Friday, February 15, 2008

The Eating of the Blondes - genes, that is!



No, this isn't a post about cannibalism!
Genophagy - literally the "eating of genes", is a discredited notion that was popular at the dawn of genetic science in the early part of the 20th century. Back then, it was believed that the dominant alleles for any given trait would eventually overwhelm the recessive ones - the dominant genes would seem to "eat" the recessive ones right out of the population. What is interesting to me is that this idea never really seems to be put to rest, at least in the popular perception of how genetics works, which helps to explain why so many news outlets (and very credible ones at that!) picked up the hoax story a few years ago about blondes going extinct in the near future.

Why aren't blondes going extinct? Aren't dominant genes "stronger" and more widespread?
Not really. Dominant just means that the allele gets expressed in heterozygotes' phenotypes. What's usually going on at the cellular and molecular levels is that both alleles are getting translated, but the dominant allele's functional product is obvious in the phenotype, whereas the other gets "hidden". A good example of this is the ABO blood system. Recall that both A and B alleles are codominant, but both are dominant to the O allele. This is because the A and B alleles code for a fully formed, functional antigen, whereas the O allele codes for a shortened molecule that does not function as an antigen, basically because it's missing a piece. Thus, in heterozygotes with one O allele, the other allele is making antigens, while the O is making non-antigen molecules. Phenotypically, only the antigens count.

The genes behind hair color are somewhat similar. Like the eyes and skin, hair color is all about melanin. More melanin = darker hair. So blonde people, like blue-eyed people, have few melanocytes. So dark hair is dominant just because dark hair genes actually code for melanin to be produced in the hair.

Dominant genes do tend to be more widespread, but not always.

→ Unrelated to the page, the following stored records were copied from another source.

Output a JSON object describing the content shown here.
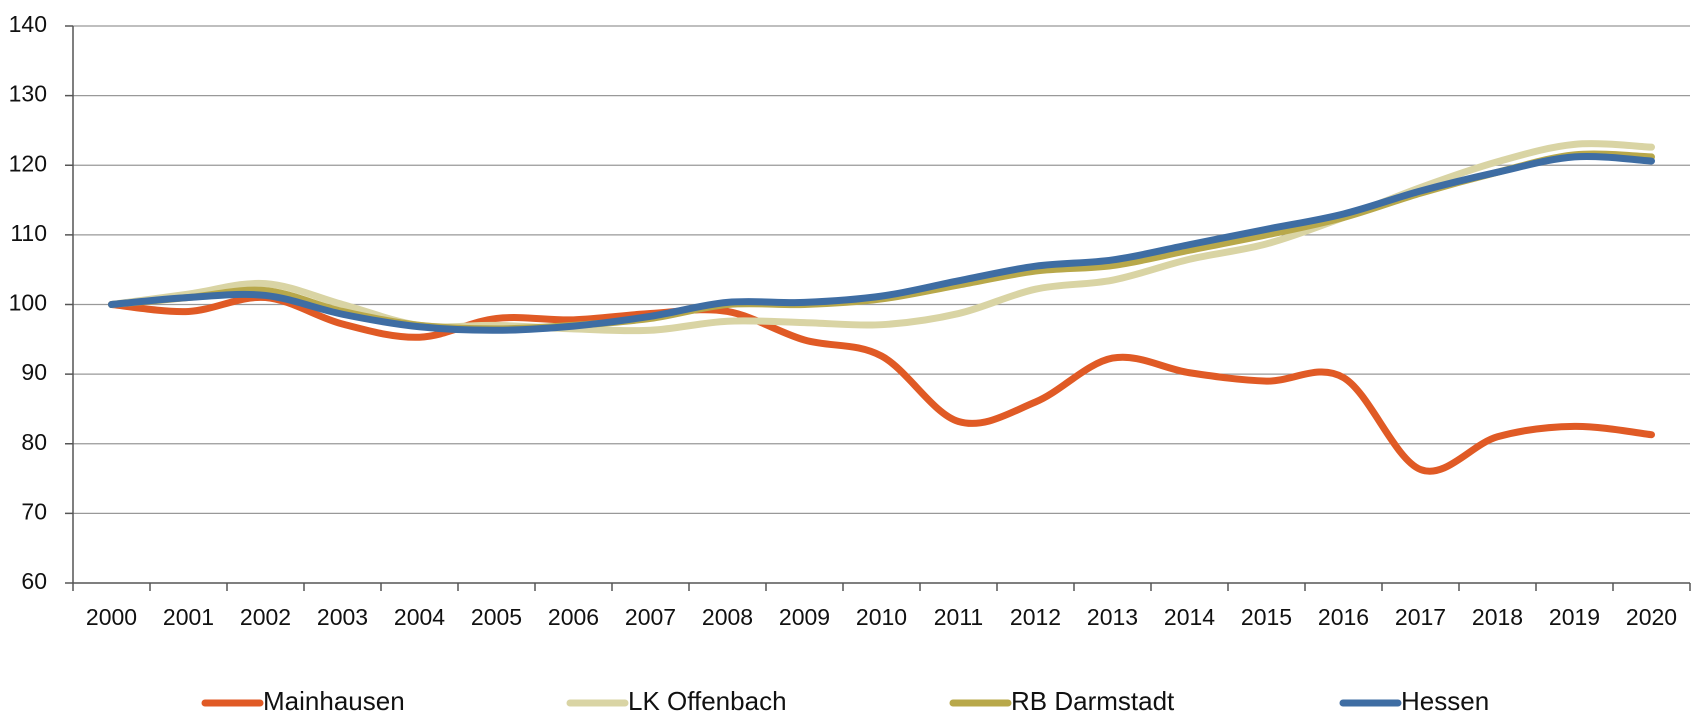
{
  "chart_data": {
    "type": "line",
    "categories": [
      "2000",
      "2001",
      "2002",
      "2003",
      "2004",
      "2005",
      "2006",
      "2007",
      "2008",
      "2009",
      "2010",
      "2011",
      "2012",
      "2013",
      "2014",
      "2015",
      "2016",
      "2017",
      "2018",
      "2019",
      "2020"
    ],
    "series": [
      {
        "name": "Mainhausen",
        "color": "#e05a25",
        "values": [
          100,
          99,
          101,
          97.2,
          95.3,
          98,
          97.8,
          98.7,
          99,
          94.9,
          92.6,
          83.2,
          86,
          92.3,
          90.2,
          89,
          89.5,
          76.3,
          81,
          82.5,
          81.3
        ]
      },
      {
        "name": "LK Offenbach",
        "color": "#d9d4a4",
        "values": [
          100,
          101.5,
          103,
          100,
          97,
          97,
          96.5,
          96.3,
          97.6,
          97.4,
          97.1,
          98.7,
          102.2,
          103.5,
          106.5,
          108.7,
          112.5,
          116.8,
          120.5,
          123,
          122.6
        ]
      },
      {
        "name": "RB Darmstadt",
        "color": "#b8a84a",
        "values": [
          100,
          101,
          102,
          99,
          97,
          96.5,
          97,
          98,
          100,
          100,
          100.8,
          102.8,
          104.8,
          105.6,
          107.8,
          110,
          112.5,
          116,
          119,
          121.5,
          121.2
        ]
      },
      {
        "name": "Hessen",
        "color": "#3e6da3",
        "values": [
          100,
          101,
          101.3,
          98.6,
          96.8,
          96.3,
          96.9,
          98.3,
          100.3,
          100.3,
          101.2,
          103.4,
          105.5,
          106.4,
          108.6,
          110.8,
          113,
          116.3,
          119,
          121.2,
          120.6
        ]
      }
    ],
    "ylim": [
      60,
      140
    ],
    "yticks": [
      60,
      70,
      80,
      90,
      100,
      110,
      120,
      130,
      140
    ],
    "grid": true,
    "legend": "bottom"
  }
}
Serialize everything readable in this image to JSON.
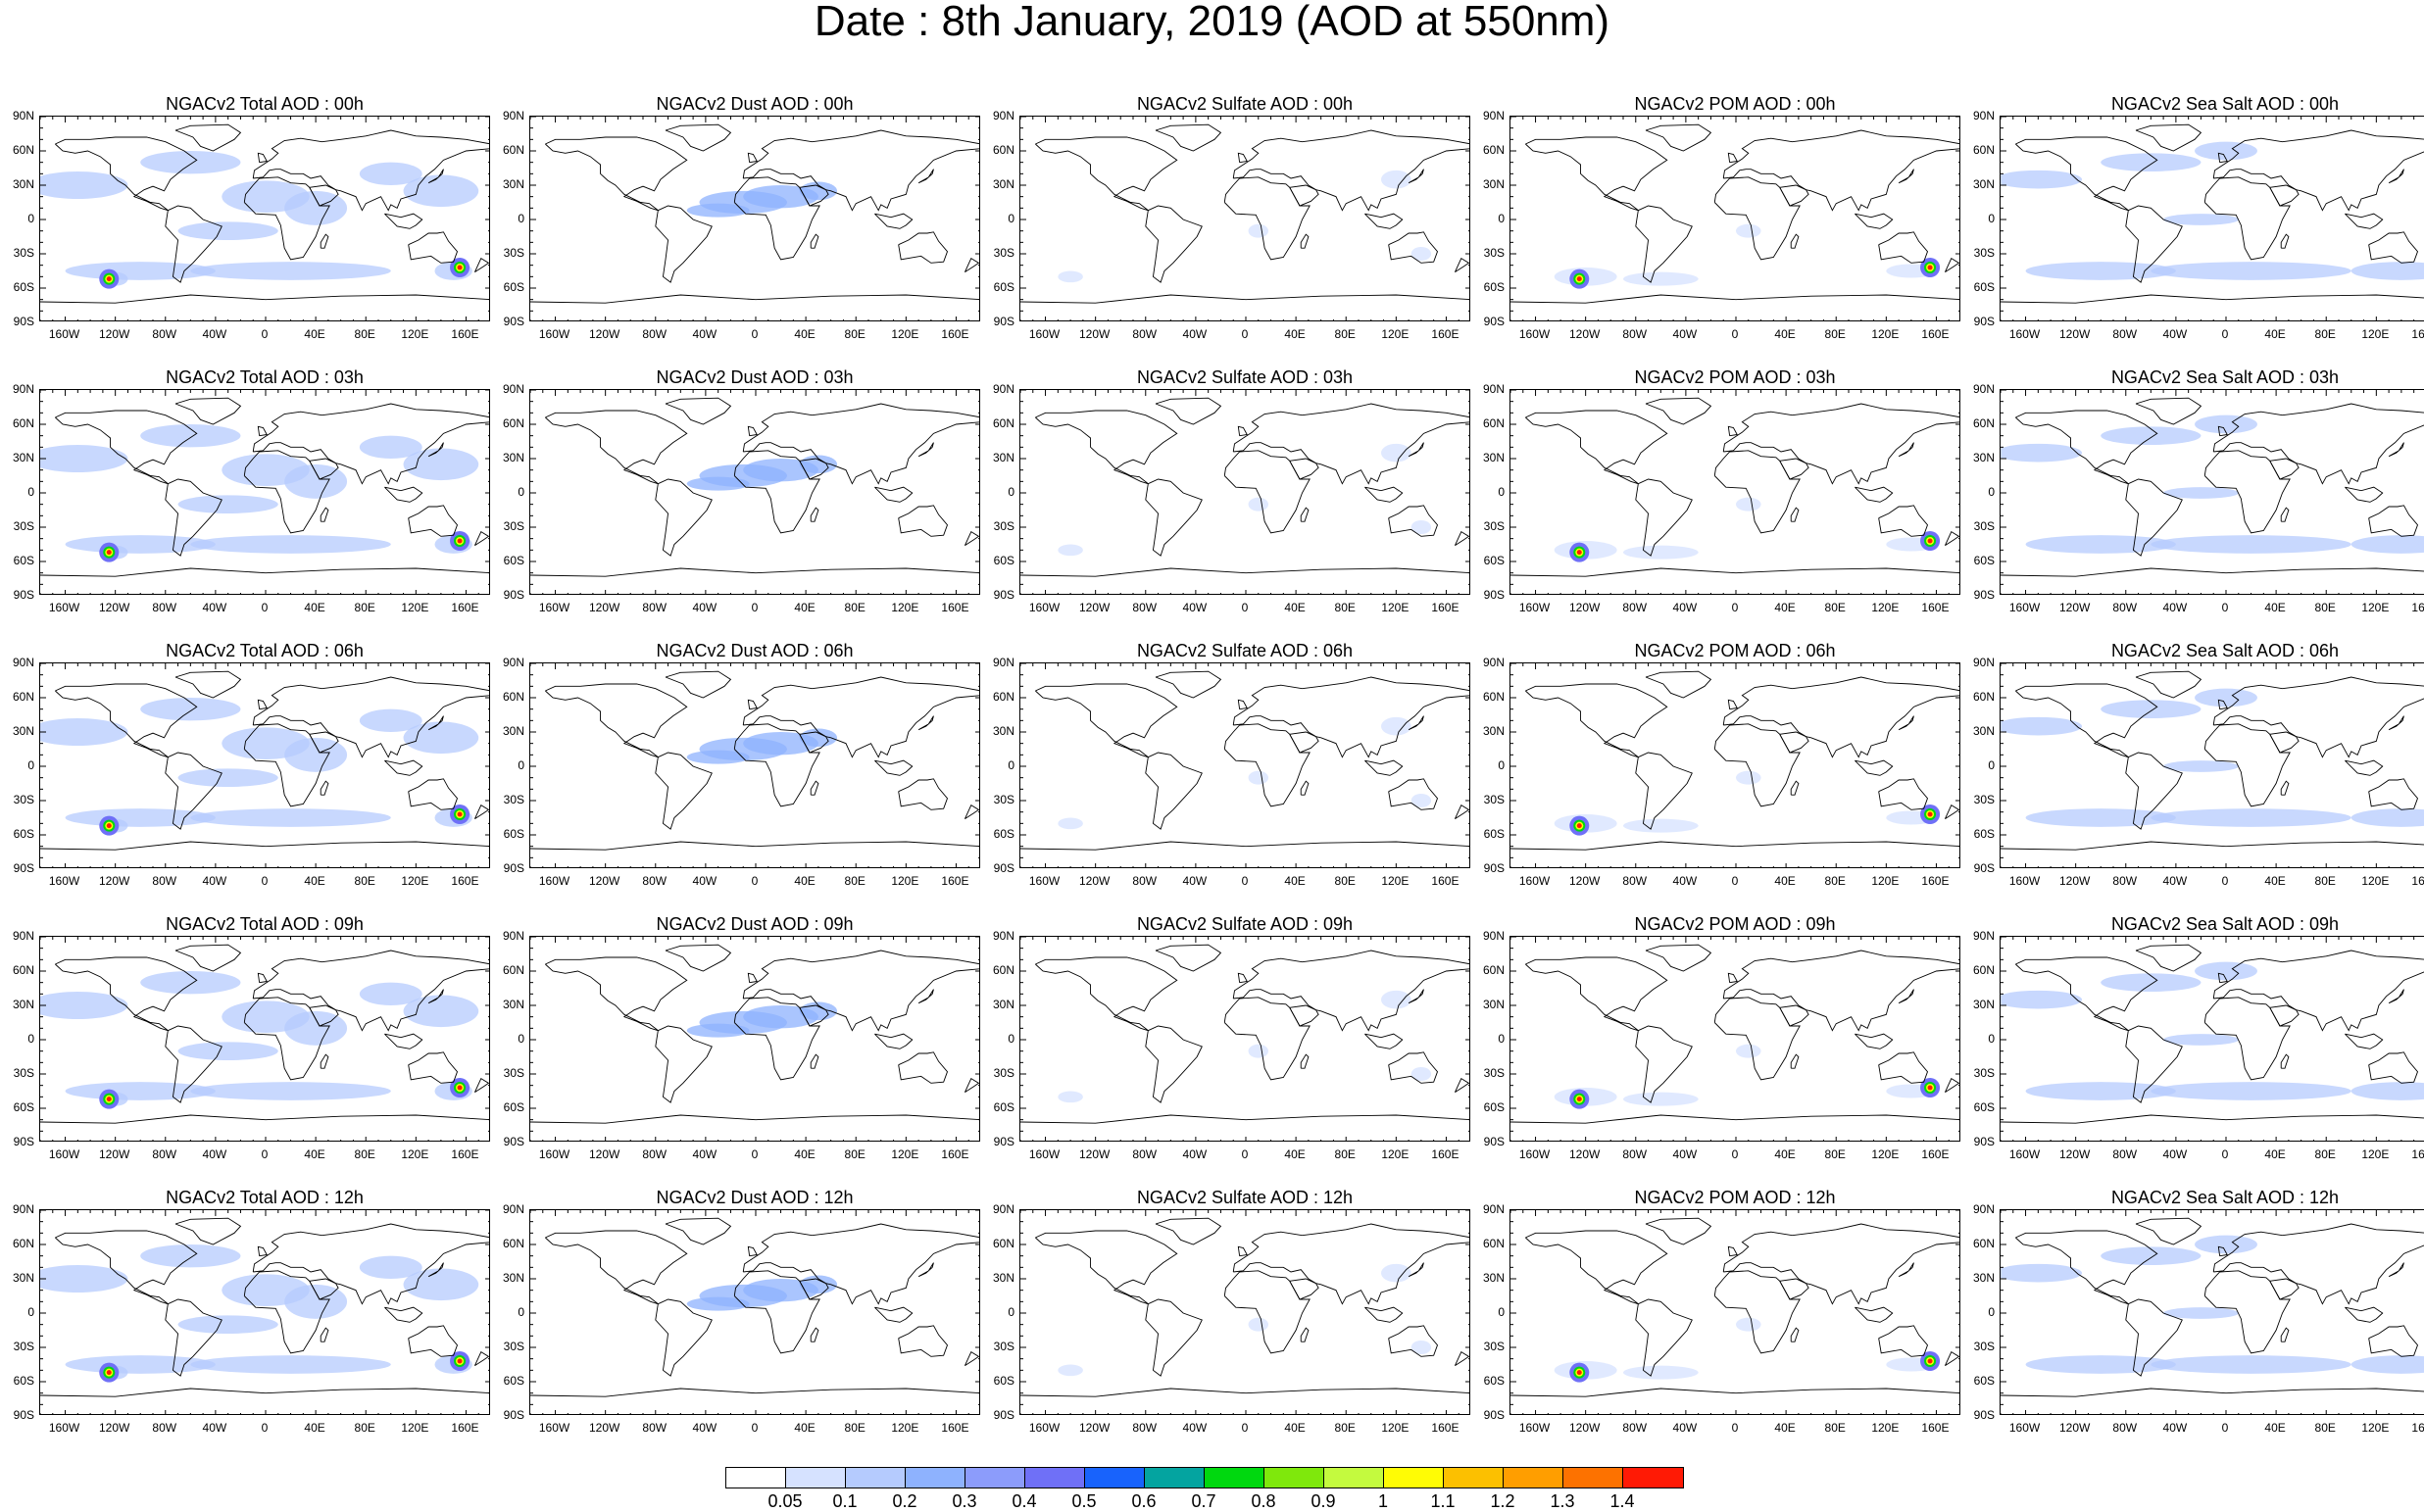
{
  "title": "Date : 8th January, 2019 (AOD at 550nm)",
  "y_axis_labels": [
    "90N",
    "60N",
    "30N",
    "0",
    "30S",
    "60S",
    "90S"
  ],
  "x_axis_labels": [
    "160W",
    "120W",
    "80W",
    "40W",
    "0",
    "40E",
    "80E",
    "120E",
    "160E"
  ],
  "panels": [
    {
      "title": "NGACv2 Total AOD : 00h",
      "species": "total"
    },
    {
      "title": "NGACv2 Dust AOD : 00h",
      "species": "dust"
    },
    {
      "title": "NGACv2 Sulfate AOD : 00h",
      "species": "sulfate"
    },
    {
      "title": "NGACv2 POM AOD : 00h",
      "species": "pom"
    },
    {
      "title": "NGACv2 Sea Salt AOD : 00h",
      "species": "seasalt"
    },
    {
      "title": "NGACv2 Total AOD : 03h",
      "species": "total"
    },
    {
      "title": "NGACv2 Dust AOD : 03h",
      "species": "dust"
    },
    {
      "title": "NGACv2 Sulfate AOD : 03h",
      "species": "sulfate"
    },
    {
      "title": "NGACv2 POM AOD : 03h",
      "species": "pom"
    },
    {
      "title": "NGACv2 Sea Salt AOD : 03h",
      "species": "seasalt"
    },
    {
      "title": "NGACv2 Total AOD : 06h",
      "species": "total"
    },
    {
      "title": "NGACv2 Dust AOD : 06h",
      "species": "dust"
    },
    {
      "title": "NGACv2 Sulfate AOD : 06h",
      "species": "sulfate"
    },
    {
      "title": "NGACv2 POM AOD : 06h",
      "species": "pom"
    },
    {
      "title": "NGACv2 Sea Salt AOD : 06h",
      "species": "seasalt"
    },
    {
      "title": "NGACv2 Total AOD : 09h",
      "species": "total"
    },
    {
      "title": "NGACv2 Dust AOD : 09h",
      "species": "dust"
    },
    {
      "title": "NGACv2 Sulfate AOD : 09h",
      "species": "sulfate"
    },
    {
      "title": "NGACv2 POM AOD : 09h",
      "species": "pom"
    },
    {
      "title": "NGACv2 Sea Salt  AOD : 09h",
      "species": "seasalt"
    },
    {
      "title": "NGACv2 Total AOD  : 12h",
      "species": "total"
    },
    {
      "title": "NGACv2 Dust AOD : 12h",
      "species": "dust"
    },
    {
      "title": "NGACv2 Sulfate AOD : 12h",
      "species": "sulfate"
    },
    {
      "title": "NGACv2 POM  AOD : 12h",
      "species": "pom"
    },
    {
      "title": "NGACv2 Sea Salt  AOD : 12h",
      "species": "seasalt"
    }
  ],
  "colorbar": {
    "labels": [
      "0.05",
      "0.1",
      "0.2",
      "0.3",
      "0.4",
      "0.5",
      "0.6",
      "0.7",
      "0.8",
      "0.9",
      "1",
      "1.1",
      "1.2",
      "1.3",
      "1.4"
    ],
    "colors": [
      "#ffffff",
      "#d6e2ff",
      "#b5cbfe",
      "#8eb2fe",
      "#8c9cfb",
      "#6f70f7",
      "#1863fc",
      "#04a4a0",
      "#00d80f",
      "#7fe80c",
      "#c4fa3e",
      "#fffc05",
      "#fcc000",
      "#ff9e00",
      "#fd7200",
      "#ff1a05"
    ]
  },
  "species_colors": {
    "total": "#b5cbfe",
    "dust": "#8eb2fe",
    "sulfate": "#d6e2ff",
    "pom": "#d6e2ff",
    "seasalt": "#b5cbfe"
  }
}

Take the case of "milk allergies", which are not usually allergies at all (a true allergy is when the body's immune defenses activate in response to common, non-disease causing things like pollen or peanuts). Most people who are "allergic" to milk are actually intolerant of the milk sugar lactose because they have lost the ability to produce the enzyme lactase, which breaks it down (digests it). Almost everyone in the world can digest lactose from birth to about 2 years old, but most people lose the ability to product the enzyme sometime between ages 2-6. The gene that causes this (it's a regulatory gene that "switches off" the gene that makes lactase) is recessive. In some populations, many people have inherited a mutated version of this gene, which keeps lactase production going into adulthood. This gene is dominant to the "switch off" gene. So, if most people in the world are lactose intolerant as adults, most people in the world are homozygous recessive.


Hardy-Weinberg to the rescue!

Yes, these two mathematicians can help us understand why Blondes aren't going away anytime soon. Or, probably, ever. These two gents actually proposed their equilibrium model as a way to disprove the genophagy theory. In most populations most of the time, most allele frequencies are fairly stable over time. There are only a few factors that can shift them around, those 5 forces of evolution we've been talking about (natural selection, genetic drift, gene flow, mutation, and assortative mating).
What about our world population of people and the gene locus for hair color - are we evolving?
If so, which force or forces are at work?
For blonde people to be selected out of the population, they'd have to have fewer babies that nonblondes (hey, that sounds like the name of a band!) This could happen if blonde people were somehow less able to have kids (blonde genes somehow related to problems with reproductive organs, perhaps?), if blonde people were less able to avoid predation (blondes more easily detected by bears?), if blondes tended to die before reaching child-bearing age (blonde hair = leukemia?) and so forth. Of course, none of my proposals above is really happening.
What about assortative mating - do gentlemen (or gentlewomen!) prefer blondes? If this were true, then we can imaging that blondes might have even greater reproductive success than other hair colors, thus increasing the blonde genes in the population!

At any rate, I don't think blondes are going anywhere anytime soon.